Mason Greenwood is no exception.

Greenwood, an outstanding soccer player, has received praise and been offered riches from a young age due to his sporting talent.

Growing up never being told no and later avoiding accountability due to a privileged life of soccer-acquired wealth and respect, the talented sportsman has assaulted his partner with no remorse.

Earlier this month pictures and an audio file were leaked showing Harriet Robson, Greenwood’s girlfriend, with bruises and cuts, allegedly at the hands of Greenwood.

In the audio file, which appears to be Greenwood and Robson, you can hear a woman say, ‘I don’t want to have sex’ and a man’s voice responding, ‘I don’t care.’ The man can also be heard saying, “I asked you politely, and you wouldn’t do it, so what else do you want me to do?”.

Each story of assault that has come to light publicly over the past few years has been amplified by a fire-like spread online, adding to the fear of victims coming forward.

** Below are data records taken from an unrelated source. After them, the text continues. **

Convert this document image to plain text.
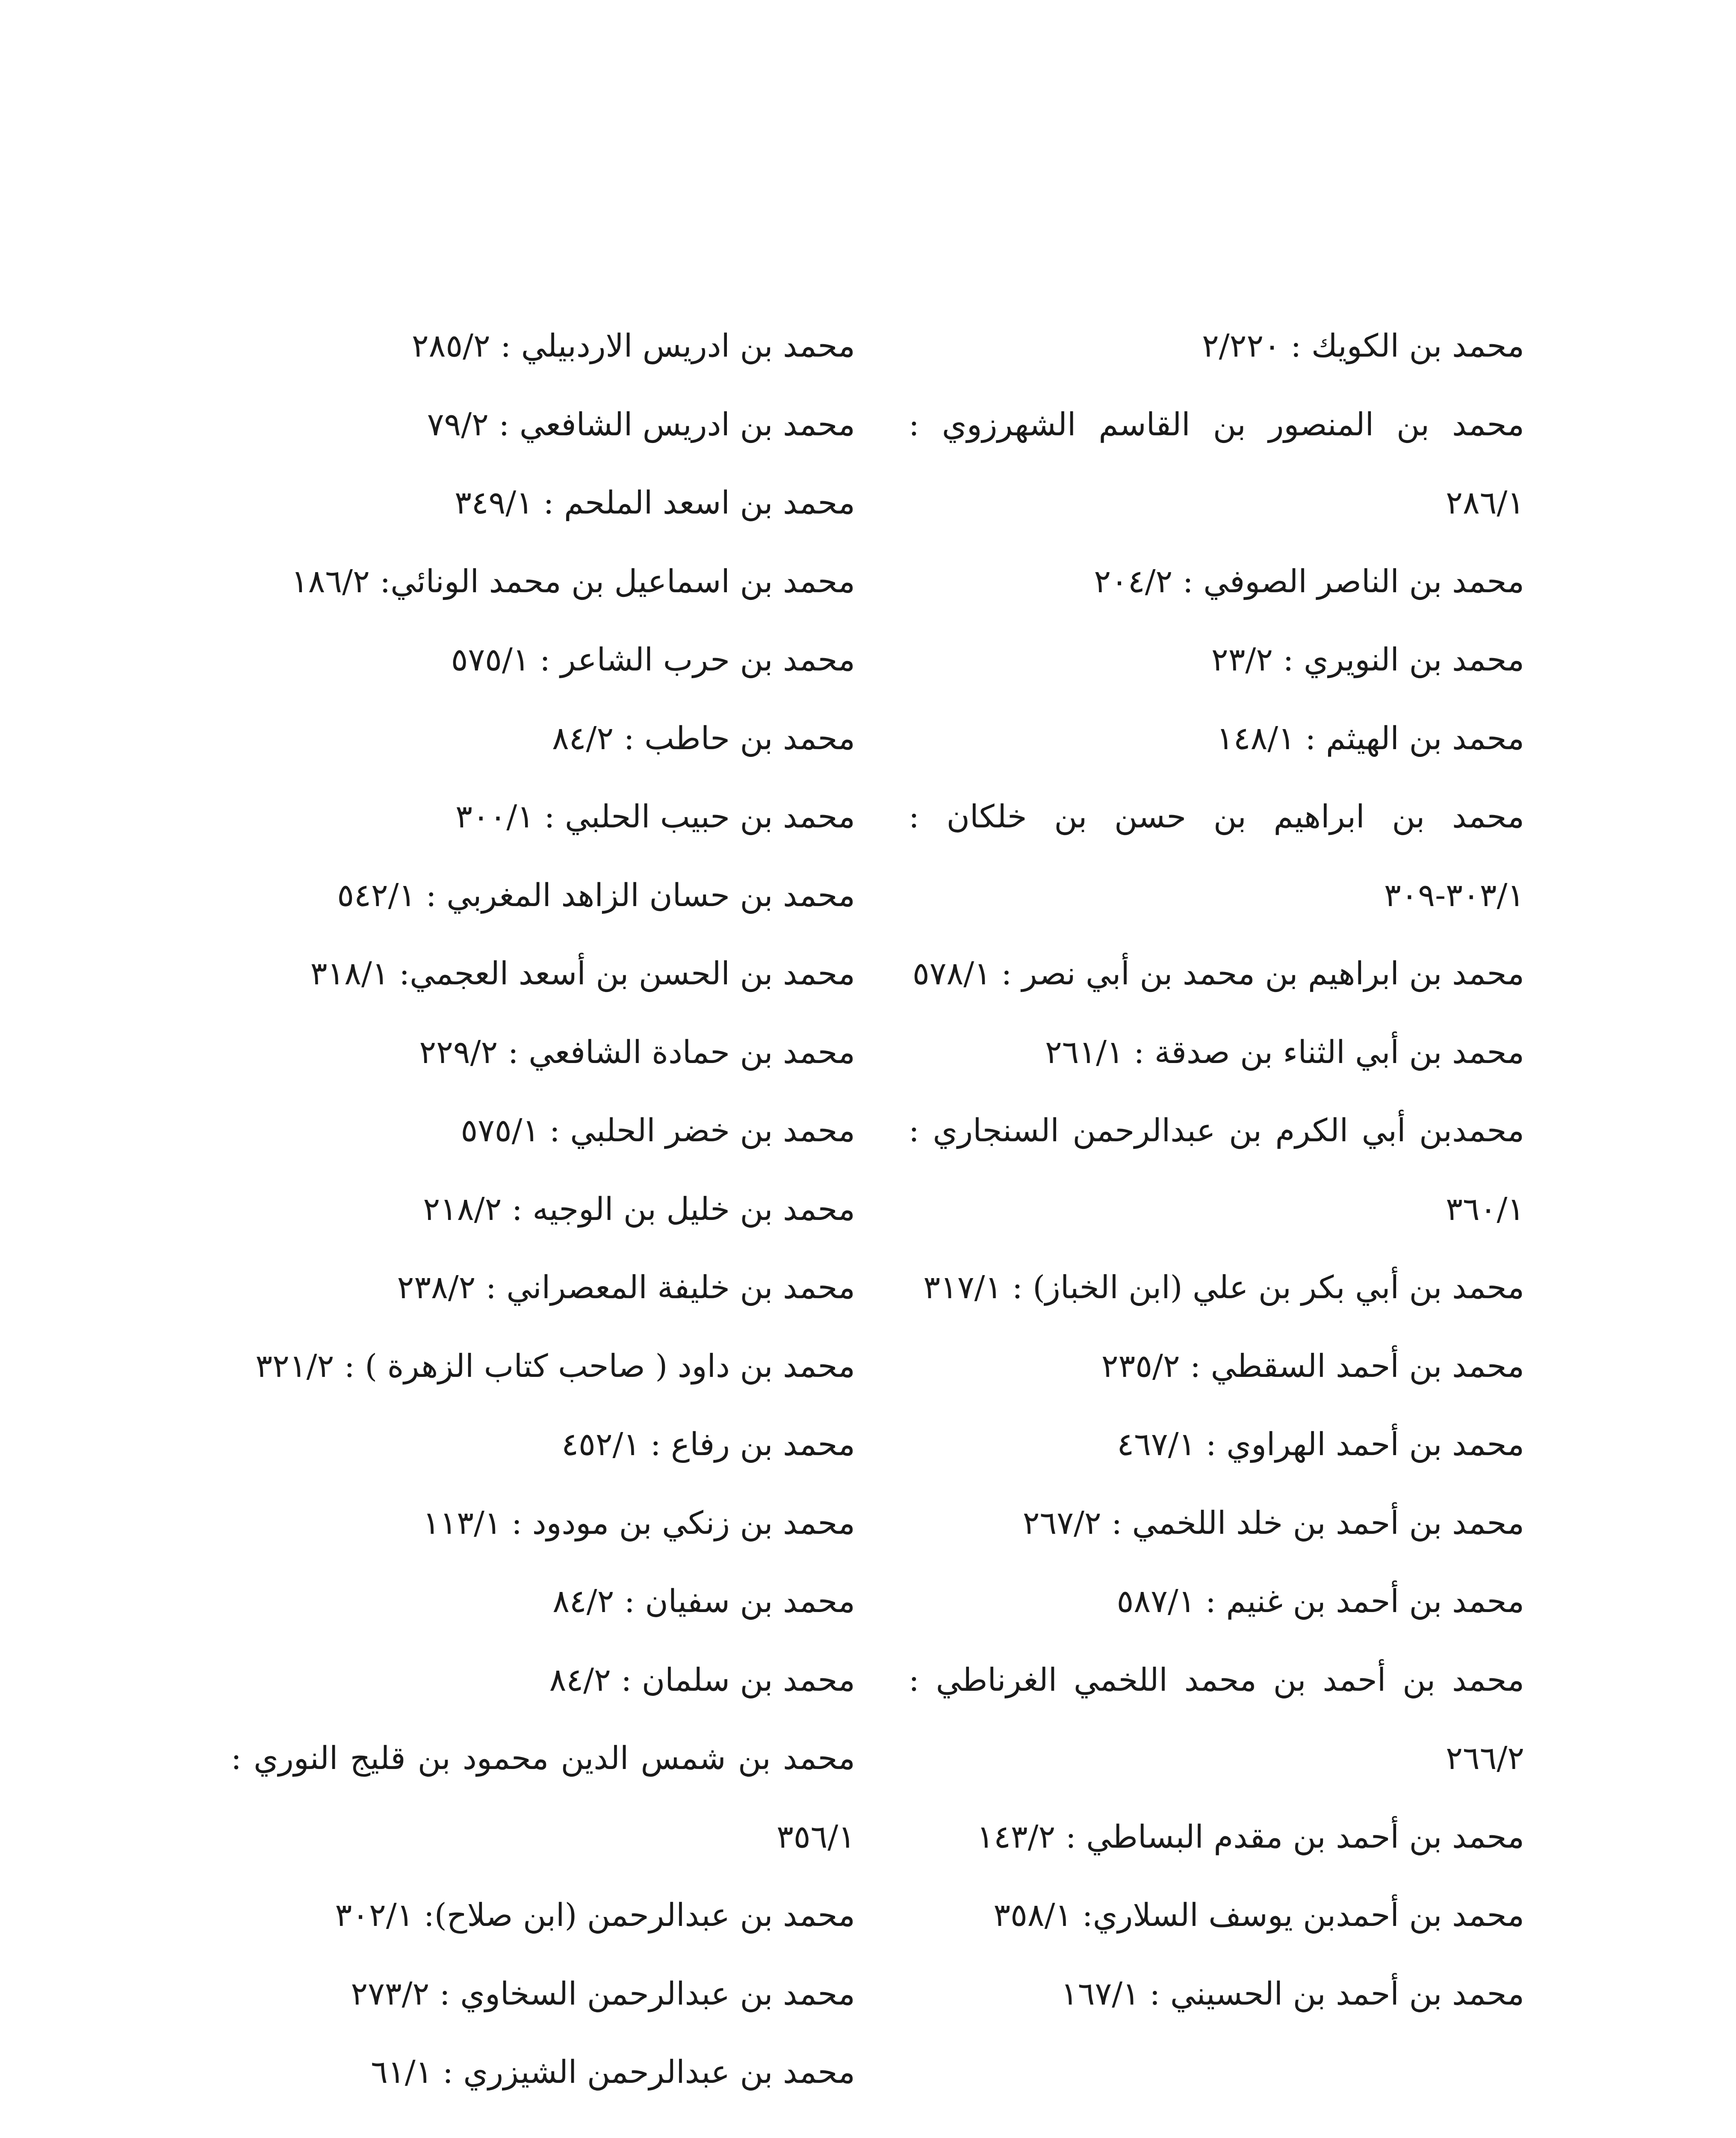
محمد بن الكويك : ٢/٢٢٠
محمد بن المنصور بن القاسم الشهرزوي : ٢٨٦/١
محمد بن الناصر الصوفي : ٢٠٤/٢
محمد بن النويري : ٢٣/٢
محمد بن الهيثم : ١٤٨/١
محمد بن ابراهيم بن حسن بن خلكان : ٣٠٣/١-٣٠٩
محمد بن ابراهيم بن محمد بن أبي نصر : ٥٧٨/١
محمد بن أبي الثناء بن صدقة : ٢٦١/١
محمدبن أبي الكرم بن عبدالرحمن السنجاري : ٣٦٠/١
محمد بن أبي بكر بن علي (ابن الخباز) : ٣١٧/١
محمد بن أحمد السقطي : ٢٣٥/٢
محمد بن أحمد الهراوي : ٤٦٧/١
محمد بن أحمد بن خلد اللخمي : ٢٦٧/٢
محمد بن أحمد بن غنيم : ٥٨٧/١
محمد بن أحمد بن محمد اللخمي الغرناطي : ٢٦٦/٢
محمد بن أحمد بن مقدم البساطي : ١٤٣/٢
محمد بن أحمدبن يوسف السلاري: ٣٥٨/١
محمد بن أحمد بن الحسيني : ١٦٧/١
محمد بن ادريس الاردبيلي : ٢٨٥/٢
محمد بن ادريس الشافعي : ٧٩/٢
محمد بن اسعد الملحم : ٣٤٩/١
محمد بن اسماعيل بن محمد الونائي: ١٨٦/٢
محمد بن حرب الشاعر : ٥٧٥/١
محمد بن حاطب : ٨٤/٢
محمد بن حبيب الحلبي : ٣٠٠/١
محمد بن حسان الزاهد المغربي : ٥٤٢/١
محمد بن الحسن بن أسعد العجمي: ٣١٨/١
محمد بن حمادة الشافعي : ٢٢٩/٢
محمد بن خضر الحلبي : ٥٧٥/١
محمد بن خليل بن الوجيه : ٢١٨/٢
محمد بن خليفة المعصراني : ٢٣٨/٢
محمد بن داود ( صاحب كتاب الزهرة ) : ٣٢١/٢
محمد بن رفاع : ٤٥٢/١
محمد بن زنكي بن مودود : ١١٣/١
محمد بن سفيان : ٨٤/٢
محمد بن سلمان : ٨٤/٢
محمد بن شمس الدين محمود بن قليج النوري : ٣٥٦/١
محمد بن عبدالرحمن (ابن صلاح): ٣٠٢/١
محمد بن عبدالرحمن السخاوي : ٢٧٣/٢
محمد بن عبدالرحمن الشيزري : ٦١/١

Lauren Beirne, a student in the University of Limerick said, “The difference is that Harriet will get to claim back her humanity if Mason gets convicted. Ashling’s story ends with her tragedy and unfortunately that’s what people are most likely to remember.”

Many online have used the murder of Ashling Murphy and the abuse of Harriet Robson to push for change in our society.

One twitter user wrote, ‘Let’s stop talking about Mason Greenwood and applaud the bravery of Harriet Robson.’

Although Robson showed outstanding bravery coming forward and reporting a man with so much power, is it right for us to shift our focus from the abuser?

UL student, Ellie McCarthy, expressed the fear she had when she first came forward about her own sexual assault.

She said, “I was afraid to share my story in case I become a martyr for sexual assault. I was afraid I would have to involuntarily share my story with the world.”

Referring to Ashling Murphy, Ellie said, “If I am murdered, will I turn into a martyr? and will people forget who I was before?”

Is it fair, while Robson is already dealing with PTSD and trauma, to put her on a pedestal, without her consent, opening her up to even more online abuse than she is already facing?

Accountability is needed, in all cases of rape, domestic abuse, and murder. It should not be up to victims alone to hold their abusers accountable.

When it comes to public figures it is as important to maintain integrity and respect for the victims and not allow abusers pay their way out of accountability.

“Disgusted. Infuriated. Horrified.”

These are only a few of the emotions that UCC student and soccer fan Conor Ruth experienced when he found out why Greenwood’s name was trending on twitter.

“A hero to many, there is a power to this status – a power which Greenwood has abused.”

“Men must be better. Men must not rape. Men must not engage in the acts which perpetuate misogyny and male violence against women.

Footballers must be better. Footballers must not abuse the power and status they have gained from on-pitch exploits.”